Larson, a Gonzaga University graduate in sociology, began advocating for foster children and those experiencing homelessness in Spokane, organizing marches, volunteering at a shelter and directing a documentary, “Humanizing Spokane,” which told the stories of four homeless individuals.
More recently, Larson has produced a Portland-based documentary, “No Place to Grow Old,” which focuses on three seniors in the homeless community who are 55 years and older, a quickly growing segment of that population.
“While these stories are based in Portland, these are the stories of people in every city across the country. These are the stories of people in Snohomish County, people just like them that Housing Hope gets to serve,” he said.
Larson showed the documentary’s trailer, which included brief interviews from its three main subjects: Bronwyn, Jerry and Herbert.

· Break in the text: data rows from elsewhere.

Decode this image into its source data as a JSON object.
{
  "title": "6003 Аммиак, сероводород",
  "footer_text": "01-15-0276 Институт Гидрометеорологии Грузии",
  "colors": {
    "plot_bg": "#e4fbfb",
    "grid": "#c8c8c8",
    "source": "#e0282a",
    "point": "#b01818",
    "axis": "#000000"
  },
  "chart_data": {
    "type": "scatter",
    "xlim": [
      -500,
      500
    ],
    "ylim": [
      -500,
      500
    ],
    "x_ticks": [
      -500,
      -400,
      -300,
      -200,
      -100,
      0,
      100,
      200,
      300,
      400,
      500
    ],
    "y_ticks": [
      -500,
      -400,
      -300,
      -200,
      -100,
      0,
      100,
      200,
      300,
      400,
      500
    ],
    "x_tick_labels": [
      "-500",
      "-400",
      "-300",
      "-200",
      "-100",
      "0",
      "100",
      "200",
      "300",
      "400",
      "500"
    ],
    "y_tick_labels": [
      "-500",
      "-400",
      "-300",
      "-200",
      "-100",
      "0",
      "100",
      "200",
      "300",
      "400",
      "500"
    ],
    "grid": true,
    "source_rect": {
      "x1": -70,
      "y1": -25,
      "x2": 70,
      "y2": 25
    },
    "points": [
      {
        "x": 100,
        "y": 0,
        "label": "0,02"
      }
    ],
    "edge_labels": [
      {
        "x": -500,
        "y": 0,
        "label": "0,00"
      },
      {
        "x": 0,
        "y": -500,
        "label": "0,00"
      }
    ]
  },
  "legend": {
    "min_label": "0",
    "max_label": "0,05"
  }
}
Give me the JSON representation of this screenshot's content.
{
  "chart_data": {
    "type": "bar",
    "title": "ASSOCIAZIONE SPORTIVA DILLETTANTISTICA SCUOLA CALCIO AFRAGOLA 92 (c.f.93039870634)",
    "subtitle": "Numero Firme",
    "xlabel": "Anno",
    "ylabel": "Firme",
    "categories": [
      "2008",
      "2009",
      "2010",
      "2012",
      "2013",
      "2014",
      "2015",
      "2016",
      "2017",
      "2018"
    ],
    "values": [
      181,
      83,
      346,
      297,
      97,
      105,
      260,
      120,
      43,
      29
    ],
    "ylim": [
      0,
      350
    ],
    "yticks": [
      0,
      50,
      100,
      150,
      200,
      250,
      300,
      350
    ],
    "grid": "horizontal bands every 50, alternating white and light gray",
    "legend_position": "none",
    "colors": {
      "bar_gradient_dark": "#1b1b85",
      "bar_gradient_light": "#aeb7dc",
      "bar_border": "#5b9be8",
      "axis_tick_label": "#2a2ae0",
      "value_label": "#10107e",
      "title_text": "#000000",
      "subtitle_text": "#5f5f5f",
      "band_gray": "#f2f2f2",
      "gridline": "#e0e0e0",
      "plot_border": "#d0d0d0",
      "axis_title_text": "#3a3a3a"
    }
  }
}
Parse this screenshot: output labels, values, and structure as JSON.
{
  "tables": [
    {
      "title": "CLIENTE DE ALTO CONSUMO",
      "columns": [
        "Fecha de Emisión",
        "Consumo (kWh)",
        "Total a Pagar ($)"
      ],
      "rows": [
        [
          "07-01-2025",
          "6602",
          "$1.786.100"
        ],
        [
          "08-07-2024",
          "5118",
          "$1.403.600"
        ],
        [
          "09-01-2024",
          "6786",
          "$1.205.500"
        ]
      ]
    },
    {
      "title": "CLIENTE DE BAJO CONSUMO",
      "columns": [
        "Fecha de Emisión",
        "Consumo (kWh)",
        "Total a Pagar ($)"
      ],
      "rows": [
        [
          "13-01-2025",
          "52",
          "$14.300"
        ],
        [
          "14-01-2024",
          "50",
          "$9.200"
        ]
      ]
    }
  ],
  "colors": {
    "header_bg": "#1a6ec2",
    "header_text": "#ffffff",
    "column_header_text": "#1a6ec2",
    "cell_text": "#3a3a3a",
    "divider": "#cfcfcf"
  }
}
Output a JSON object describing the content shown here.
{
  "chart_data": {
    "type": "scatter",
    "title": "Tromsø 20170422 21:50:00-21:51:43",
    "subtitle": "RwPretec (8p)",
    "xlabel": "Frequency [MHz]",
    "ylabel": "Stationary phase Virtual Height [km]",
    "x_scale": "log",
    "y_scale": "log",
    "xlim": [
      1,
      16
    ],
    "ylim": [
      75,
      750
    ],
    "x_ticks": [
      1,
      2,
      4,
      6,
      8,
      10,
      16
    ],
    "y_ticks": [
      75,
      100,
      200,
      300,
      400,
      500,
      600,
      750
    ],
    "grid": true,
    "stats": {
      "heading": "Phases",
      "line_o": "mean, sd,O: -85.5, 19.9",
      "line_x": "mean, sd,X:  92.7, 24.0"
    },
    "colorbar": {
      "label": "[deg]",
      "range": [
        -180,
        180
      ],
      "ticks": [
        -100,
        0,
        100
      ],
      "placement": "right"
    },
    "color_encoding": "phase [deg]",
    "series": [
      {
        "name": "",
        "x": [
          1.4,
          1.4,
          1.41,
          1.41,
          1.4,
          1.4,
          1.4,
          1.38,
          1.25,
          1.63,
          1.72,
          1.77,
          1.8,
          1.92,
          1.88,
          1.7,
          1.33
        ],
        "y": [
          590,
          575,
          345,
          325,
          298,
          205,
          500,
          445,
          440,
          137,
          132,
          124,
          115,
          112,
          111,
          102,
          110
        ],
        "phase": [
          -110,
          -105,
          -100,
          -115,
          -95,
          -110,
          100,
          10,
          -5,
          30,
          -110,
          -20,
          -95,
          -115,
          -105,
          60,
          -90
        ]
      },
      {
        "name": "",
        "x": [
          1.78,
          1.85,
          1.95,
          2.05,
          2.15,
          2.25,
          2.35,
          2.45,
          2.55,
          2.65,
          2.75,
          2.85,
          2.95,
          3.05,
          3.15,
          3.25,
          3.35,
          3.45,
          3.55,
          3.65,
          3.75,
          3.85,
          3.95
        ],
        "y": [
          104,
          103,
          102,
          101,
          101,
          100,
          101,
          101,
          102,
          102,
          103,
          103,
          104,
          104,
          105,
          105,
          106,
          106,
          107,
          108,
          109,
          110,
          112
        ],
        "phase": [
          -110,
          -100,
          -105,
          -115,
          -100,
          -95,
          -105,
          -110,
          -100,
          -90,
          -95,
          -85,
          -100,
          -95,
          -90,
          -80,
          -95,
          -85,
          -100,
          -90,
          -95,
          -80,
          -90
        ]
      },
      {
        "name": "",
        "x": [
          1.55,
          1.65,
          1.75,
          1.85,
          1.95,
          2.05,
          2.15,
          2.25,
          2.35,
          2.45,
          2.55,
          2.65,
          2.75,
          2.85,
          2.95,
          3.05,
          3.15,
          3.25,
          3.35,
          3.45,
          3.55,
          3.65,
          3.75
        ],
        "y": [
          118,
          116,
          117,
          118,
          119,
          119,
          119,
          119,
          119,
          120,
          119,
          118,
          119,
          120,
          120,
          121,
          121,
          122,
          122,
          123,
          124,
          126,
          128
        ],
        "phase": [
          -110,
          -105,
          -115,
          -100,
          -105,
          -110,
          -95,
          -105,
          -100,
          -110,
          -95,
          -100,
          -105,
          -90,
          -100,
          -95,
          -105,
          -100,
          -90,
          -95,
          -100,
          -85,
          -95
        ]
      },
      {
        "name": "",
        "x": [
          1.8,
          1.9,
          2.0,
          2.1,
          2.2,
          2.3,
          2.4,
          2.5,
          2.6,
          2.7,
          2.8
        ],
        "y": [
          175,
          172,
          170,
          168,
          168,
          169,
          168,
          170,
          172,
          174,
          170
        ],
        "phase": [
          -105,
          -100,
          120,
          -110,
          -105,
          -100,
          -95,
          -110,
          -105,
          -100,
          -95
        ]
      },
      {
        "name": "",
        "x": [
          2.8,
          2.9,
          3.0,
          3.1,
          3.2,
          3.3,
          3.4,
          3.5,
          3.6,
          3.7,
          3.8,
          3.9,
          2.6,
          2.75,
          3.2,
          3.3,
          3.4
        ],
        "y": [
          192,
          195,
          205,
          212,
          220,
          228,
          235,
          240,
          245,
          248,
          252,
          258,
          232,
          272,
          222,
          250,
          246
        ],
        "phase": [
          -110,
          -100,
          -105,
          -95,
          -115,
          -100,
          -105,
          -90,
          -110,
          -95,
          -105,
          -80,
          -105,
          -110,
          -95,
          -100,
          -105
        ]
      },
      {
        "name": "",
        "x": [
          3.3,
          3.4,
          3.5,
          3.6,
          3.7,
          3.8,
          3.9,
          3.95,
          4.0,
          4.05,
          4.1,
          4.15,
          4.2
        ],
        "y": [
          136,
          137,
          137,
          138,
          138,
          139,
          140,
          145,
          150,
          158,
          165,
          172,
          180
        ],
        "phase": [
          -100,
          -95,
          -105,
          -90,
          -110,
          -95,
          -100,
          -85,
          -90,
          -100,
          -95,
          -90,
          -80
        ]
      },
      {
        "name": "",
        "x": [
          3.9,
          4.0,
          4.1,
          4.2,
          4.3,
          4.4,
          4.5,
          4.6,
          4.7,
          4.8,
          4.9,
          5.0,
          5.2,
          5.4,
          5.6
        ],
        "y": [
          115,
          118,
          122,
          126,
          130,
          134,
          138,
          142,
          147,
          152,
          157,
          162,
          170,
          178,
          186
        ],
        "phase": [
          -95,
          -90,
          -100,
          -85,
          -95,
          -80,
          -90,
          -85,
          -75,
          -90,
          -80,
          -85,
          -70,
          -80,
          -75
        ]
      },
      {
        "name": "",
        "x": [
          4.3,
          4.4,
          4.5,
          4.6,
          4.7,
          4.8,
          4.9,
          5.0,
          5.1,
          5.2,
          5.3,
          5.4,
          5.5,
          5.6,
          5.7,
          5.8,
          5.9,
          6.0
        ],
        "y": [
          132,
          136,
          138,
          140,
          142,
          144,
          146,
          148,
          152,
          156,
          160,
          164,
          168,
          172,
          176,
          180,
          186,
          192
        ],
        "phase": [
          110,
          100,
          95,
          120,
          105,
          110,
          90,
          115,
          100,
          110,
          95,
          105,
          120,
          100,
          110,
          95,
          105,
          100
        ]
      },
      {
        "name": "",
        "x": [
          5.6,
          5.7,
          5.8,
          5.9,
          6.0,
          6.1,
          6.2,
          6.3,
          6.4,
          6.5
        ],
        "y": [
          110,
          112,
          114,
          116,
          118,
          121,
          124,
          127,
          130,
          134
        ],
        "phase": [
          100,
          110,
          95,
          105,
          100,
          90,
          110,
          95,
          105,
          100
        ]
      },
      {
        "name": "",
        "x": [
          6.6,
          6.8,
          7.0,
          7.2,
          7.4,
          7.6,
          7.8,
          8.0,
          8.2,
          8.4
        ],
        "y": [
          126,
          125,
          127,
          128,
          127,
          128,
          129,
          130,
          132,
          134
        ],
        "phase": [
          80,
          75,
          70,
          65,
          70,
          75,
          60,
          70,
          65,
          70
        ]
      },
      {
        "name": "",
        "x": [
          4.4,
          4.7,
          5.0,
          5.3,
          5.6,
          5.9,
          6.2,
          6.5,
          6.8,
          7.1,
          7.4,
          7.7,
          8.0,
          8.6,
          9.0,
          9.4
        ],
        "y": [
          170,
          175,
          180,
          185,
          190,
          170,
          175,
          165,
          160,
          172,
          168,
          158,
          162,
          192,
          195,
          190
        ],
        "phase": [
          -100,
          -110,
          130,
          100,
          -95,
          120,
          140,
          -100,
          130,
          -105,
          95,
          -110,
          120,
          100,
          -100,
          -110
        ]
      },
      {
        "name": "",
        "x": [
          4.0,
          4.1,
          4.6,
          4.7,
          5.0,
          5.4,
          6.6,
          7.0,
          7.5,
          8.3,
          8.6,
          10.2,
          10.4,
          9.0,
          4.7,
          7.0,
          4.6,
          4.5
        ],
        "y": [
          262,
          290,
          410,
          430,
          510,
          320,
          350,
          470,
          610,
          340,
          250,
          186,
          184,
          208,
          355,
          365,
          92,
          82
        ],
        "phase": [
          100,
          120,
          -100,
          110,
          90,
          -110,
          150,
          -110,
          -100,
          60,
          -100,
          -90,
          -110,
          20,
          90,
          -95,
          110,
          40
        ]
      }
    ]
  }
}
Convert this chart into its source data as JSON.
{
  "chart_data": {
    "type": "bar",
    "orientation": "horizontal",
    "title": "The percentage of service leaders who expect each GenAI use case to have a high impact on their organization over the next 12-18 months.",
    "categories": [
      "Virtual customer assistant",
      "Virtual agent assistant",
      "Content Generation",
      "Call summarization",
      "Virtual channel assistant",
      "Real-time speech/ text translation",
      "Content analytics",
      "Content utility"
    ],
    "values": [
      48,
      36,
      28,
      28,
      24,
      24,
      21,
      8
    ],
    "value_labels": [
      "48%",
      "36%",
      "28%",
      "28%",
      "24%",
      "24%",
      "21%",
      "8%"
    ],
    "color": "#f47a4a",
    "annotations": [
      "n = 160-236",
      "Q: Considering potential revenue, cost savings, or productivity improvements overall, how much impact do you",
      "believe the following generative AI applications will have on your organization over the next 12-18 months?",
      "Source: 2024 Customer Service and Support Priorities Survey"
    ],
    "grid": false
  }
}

“A lot of these places are going up; they cost too much to afford the rent,” says Herbert in the documentary.
“They think we’re out her because we’re stupid or we’re drug addicts or whatever,” says Jerry. “There’s a lot more to it than that.”
“I am someone, you know,” says Bronwyn. “I’m someone’s daughter, I’m someone’s wife, I’m someone’s mom, I’m someone’s sister, you know, just because I was homeless, you know, didn’t erase any of that.”
“These stories matter,” Larson said, at the conclusion of the trailer. “It’s what allows us to become proximate, to realize that these are real people, and all of us need stable housing.”
Larson noted that a University of Pennsylvania researcher predicted in 2019 that the population of older homeless individuals is expected to triple by 2030.
At the start of the year, the U.S. Department of Housing and Urban Development, noted that about 1 in 5 of those experience homelessness were adults, 55 and older, a 6 percent increase from 2023.
The health and mobility issues of many older adults further complicate the difficulties of homelessness, making it hard to get access at shelters and get the personal assistance they may need for eating and hygiene.
“To bring this a little bit closer to home, in Snohomish County in 2024 with the Point in Time Count, homelessness actually went down in 2024 about 10 percent but homelessness of the age of people who are 55 and older still grew,” Larson said. “So this is something that isn’t just happening in Portland, Ore., but is very much felt here in Everett and here in Snohomish County.”
Earlier this year, Housing Hope was announced as the recipient of state and federal grants that will help it build 66 units of senior housing for those at various levels of need at 2624 Rockefeller Avenue, 60 one-bedroom and six two-bedroom, with construction scheduled to start in 2026. The $39.4 million project received a $3.9 million state grant and another $1.05 million federal grant.
Yet, much of the project will rely on additional community support, a gathering of ingredients for the organization’s stone soup.
Larson, in appealing for support of Housing Hope, challenged community members to see those coping with homelessness and struggling to avoid it as individuals.
“The moment we start to see people and their stories and their humanity, that’s the moment where things really start to change,” Larson said.